You’re very nice, but I already know how to pick 2 bones and chose target to. This doesn’t explain to me what the controls (POS, ROT, To: Up: Target, Head/Tail: etc) are meant to do.
It seems to me like the chain can only track left and right, even on the chain example you give, it seems like the bone isn’t tracking in 3D space as soon as the end effector of the IK chain is it straight under the body. It seems to only track XY and then Z is totally random. Thank you.
the head, tail properties control what part of the bone your actually tracking to. by default the track to contraint will track to the fat part of the bone but if u set the head tail influence to one the bone with a track to contraint will point to the thin part of the bone its pointing to.
i’m not 100 % sure what to and up do exactly but they definately affect how the bone is tracking in 3d space (world, local, pose pose w parent). i’ll do a little research on it after my art history class and get back to u on wat these features do
The Up: field is what axis of the bone points in the world’s positive z-axis. The To: field is what axis of the constrained bone points to the target bone. See first 3 screenshots.
The Target checkbox (blender 2.5x) or Align:Target (2.4x) tells the constraint to use the target’s z-axis instead of the world’s z-axis for the Up: field. In the 4th screenshot, the target box is checked and now the bone’s x-axis (indicated in the Up: field) is pointing in the direction of the target bones z-axis, not the world axis.
The Head/Tail field tells the constrained bone to point to the target’s head (fat end) or the target’s tail (skinny end).
The Space (2.5x) or CSpace (2.4x) is how the constraint is evaulated, be it world space, local space, etc, etc. This is the same as all other constraints. The influence field is how much the constrained bone is influenced by the constraint, here again, it’s the same as all other constraints
I’m afraid my previous example was a poor one, as it had two constraints at work, this can be confusing. The IK constraint will override all other constraints (or at least all that I can think of atm).
Two relevant webpages that describe this are here and here.

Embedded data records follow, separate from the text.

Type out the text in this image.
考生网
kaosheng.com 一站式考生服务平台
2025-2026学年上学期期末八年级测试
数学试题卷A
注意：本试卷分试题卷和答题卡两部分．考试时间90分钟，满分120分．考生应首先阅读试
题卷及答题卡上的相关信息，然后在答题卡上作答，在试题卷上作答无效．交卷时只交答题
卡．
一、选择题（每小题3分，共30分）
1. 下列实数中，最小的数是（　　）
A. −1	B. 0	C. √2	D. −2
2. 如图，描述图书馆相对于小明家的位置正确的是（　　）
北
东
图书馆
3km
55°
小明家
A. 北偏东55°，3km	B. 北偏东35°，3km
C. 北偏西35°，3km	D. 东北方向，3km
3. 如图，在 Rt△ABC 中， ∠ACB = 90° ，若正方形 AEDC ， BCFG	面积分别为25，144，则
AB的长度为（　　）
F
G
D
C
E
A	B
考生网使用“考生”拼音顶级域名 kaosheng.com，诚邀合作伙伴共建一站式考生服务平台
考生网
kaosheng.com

I think it’s best to just set up a 2 bone example file and use the constraint on one bone to study how the various settings effect the bone. Turn on display of the bone’s axis to view how the changes affect things. Another quick note: you cannot have the To: field and the Up: field set to the same axis. Which common sense should tell you that you cannot have the y-axis of a bone pointing upwards and pointing at a target bone that is to the left of the constrained bone at the same time. In 2.4x if you attempt this, the name field of the constraint will turn red to indicate the constraint is broken.